Exotic luxury goods such as elephant tusks from Africa, amber beads from the north, rock crystals, flints and ostrich eggshells: The set of precious objects that Spanish archaeologists found in 2008 in a burial site dated to the Copper Age (ca. 3200-2200 BC) in southern Spain, in Valencina near Seville, was extraordinary. It is the grave of a woman, but based on the social position of the buried person, the skeleton was initially identified as male.
Now, 15 years later, further research reveals a surprise: using tooth enamel analysis, a new scientific method of sex determination, a team of archaeologists, including researchers from the Austrian Academy of Sciences (OeAW) and the University of Vienna as well as the Medical University of Vienna, prove that the person is biologically female. The results of the study have been published in the renowned journal Nature Scientific Reports.

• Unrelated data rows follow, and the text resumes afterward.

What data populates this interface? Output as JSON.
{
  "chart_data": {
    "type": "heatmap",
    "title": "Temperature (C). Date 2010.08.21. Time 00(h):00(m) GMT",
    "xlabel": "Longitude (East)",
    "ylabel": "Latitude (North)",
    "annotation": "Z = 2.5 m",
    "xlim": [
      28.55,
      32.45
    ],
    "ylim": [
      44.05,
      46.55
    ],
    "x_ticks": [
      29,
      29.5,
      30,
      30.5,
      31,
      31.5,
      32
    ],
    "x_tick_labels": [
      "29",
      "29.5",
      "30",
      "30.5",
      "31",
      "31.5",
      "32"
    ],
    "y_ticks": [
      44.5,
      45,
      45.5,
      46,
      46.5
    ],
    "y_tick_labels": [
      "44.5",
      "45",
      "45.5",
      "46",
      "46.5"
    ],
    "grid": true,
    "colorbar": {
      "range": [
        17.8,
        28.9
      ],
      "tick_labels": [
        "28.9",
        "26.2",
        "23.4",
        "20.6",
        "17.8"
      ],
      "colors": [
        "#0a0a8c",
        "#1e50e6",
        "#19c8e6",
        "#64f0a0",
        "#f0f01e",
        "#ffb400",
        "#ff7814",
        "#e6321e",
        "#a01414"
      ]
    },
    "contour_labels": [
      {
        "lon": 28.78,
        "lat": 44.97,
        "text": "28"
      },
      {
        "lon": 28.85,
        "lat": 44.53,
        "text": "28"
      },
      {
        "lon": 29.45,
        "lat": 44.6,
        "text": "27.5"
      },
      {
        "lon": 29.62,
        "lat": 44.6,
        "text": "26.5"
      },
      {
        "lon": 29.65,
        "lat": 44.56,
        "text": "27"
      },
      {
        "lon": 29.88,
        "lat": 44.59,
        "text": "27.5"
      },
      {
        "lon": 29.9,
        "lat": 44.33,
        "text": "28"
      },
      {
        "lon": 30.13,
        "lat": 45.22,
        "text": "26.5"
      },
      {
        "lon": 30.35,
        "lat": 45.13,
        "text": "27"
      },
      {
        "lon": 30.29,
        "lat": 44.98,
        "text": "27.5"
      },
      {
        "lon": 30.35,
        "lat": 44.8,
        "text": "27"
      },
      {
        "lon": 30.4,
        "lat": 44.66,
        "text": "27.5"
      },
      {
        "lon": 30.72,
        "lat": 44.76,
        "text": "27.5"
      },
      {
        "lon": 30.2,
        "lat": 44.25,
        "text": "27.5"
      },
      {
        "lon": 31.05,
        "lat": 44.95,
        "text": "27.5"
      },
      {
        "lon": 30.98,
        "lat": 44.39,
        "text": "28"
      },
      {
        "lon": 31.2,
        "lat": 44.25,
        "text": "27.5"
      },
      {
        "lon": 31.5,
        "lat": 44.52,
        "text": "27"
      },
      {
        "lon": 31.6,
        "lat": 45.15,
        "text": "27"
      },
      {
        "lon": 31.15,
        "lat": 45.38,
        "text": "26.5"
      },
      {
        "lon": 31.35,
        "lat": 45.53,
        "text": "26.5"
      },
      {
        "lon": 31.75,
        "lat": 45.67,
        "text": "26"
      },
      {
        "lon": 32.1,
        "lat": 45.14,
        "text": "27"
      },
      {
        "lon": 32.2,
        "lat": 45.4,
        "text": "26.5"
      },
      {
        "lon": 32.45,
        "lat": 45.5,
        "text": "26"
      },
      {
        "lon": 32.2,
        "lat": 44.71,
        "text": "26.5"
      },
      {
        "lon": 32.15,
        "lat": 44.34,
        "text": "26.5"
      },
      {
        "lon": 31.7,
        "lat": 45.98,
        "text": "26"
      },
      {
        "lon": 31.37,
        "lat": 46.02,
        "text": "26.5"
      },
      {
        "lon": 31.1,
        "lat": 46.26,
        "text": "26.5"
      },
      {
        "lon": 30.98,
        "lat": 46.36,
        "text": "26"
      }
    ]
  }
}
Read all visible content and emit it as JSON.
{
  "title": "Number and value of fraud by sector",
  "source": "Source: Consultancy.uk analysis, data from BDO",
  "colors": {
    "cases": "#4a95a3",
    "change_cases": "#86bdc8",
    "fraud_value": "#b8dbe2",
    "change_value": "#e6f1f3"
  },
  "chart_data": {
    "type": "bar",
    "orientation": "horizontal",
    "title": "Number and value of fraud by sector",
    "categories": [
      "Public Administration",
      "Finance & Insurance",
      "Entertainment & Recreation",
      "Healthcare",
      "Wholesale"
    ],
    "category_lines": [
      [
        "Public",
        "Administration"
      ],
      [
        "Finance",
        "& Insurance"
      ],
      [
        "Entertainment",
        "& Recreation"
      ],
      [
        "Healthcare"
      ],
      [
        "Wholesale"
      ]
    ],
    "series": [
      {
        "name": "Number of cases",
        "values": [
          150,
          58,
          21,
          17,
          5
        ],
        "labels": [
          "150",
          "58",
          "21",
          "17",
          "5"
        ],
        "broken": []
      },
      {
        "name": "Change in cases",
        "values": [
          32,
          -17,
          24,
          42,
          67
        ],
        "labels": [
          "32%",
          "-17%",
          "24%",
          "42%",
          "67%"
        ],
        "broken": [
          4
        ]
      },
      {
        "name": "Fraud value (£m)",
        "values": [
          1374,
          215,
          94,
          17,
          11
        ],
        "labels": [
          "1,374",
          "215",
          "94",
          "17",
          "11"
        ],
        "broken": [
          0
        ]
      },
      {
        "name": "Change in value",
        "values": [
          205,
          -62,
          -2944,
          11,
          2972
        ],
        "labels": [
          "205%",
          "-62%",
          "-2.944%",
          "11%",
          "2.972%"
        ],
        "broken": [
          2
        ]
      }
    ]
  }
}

Enamel analysis shows gender
Due to the climatic conditions, DNA analyses are often difficult in the Mediterranean region. Prehistoric bones are often poorly preserved because of the high temperatures and dry air in Spanish burial sites, explains Katharina Rebay-Salisbury from the Austrian Archaeological Institute of the Austrian Academy of Sciences (OeAW) and the University of Vienna.
This is why archaeologists, together with chemists and forensic doctors, developed a method for analysing tooth enamel: »Our method is based on the analysis of gender-specific peptides, i.e. molecules made up of amino acids, which occur in different isoforms of the amelogenin in the enamel of male and female teeth «, says Katharina Rebay-Salisbury.
Gender stereotypes in archaeology
The quantity and quality of the artefacts used as burial objects ‒ including a particularly beautiful dagger with a blade made of rock crystal and an ivory handle decorated with 90 openwork disc-shaped pearls made of mother-of-pearl - indicate in any case that this woman was a leading social figure. She could have lived as an ivory trader or priestess, for example, and was therefore buried accordingly, according to the archaeologist.
However, the grave find not only tells us about how the women's life could have been possibly like, but also about how ideas of the present shape the interpretation of the past: »Ideas often dominate according to which all leadership positions were occupied by men in the earliest period of human history. With this discovery, many of our gender stereotypes are thrown overboard«, says Rebay-Salisbury.
For the researchers, this study also represents an anticipation of the changes that new scientific methods could bring to prehistoric archaeology and the study of human social development.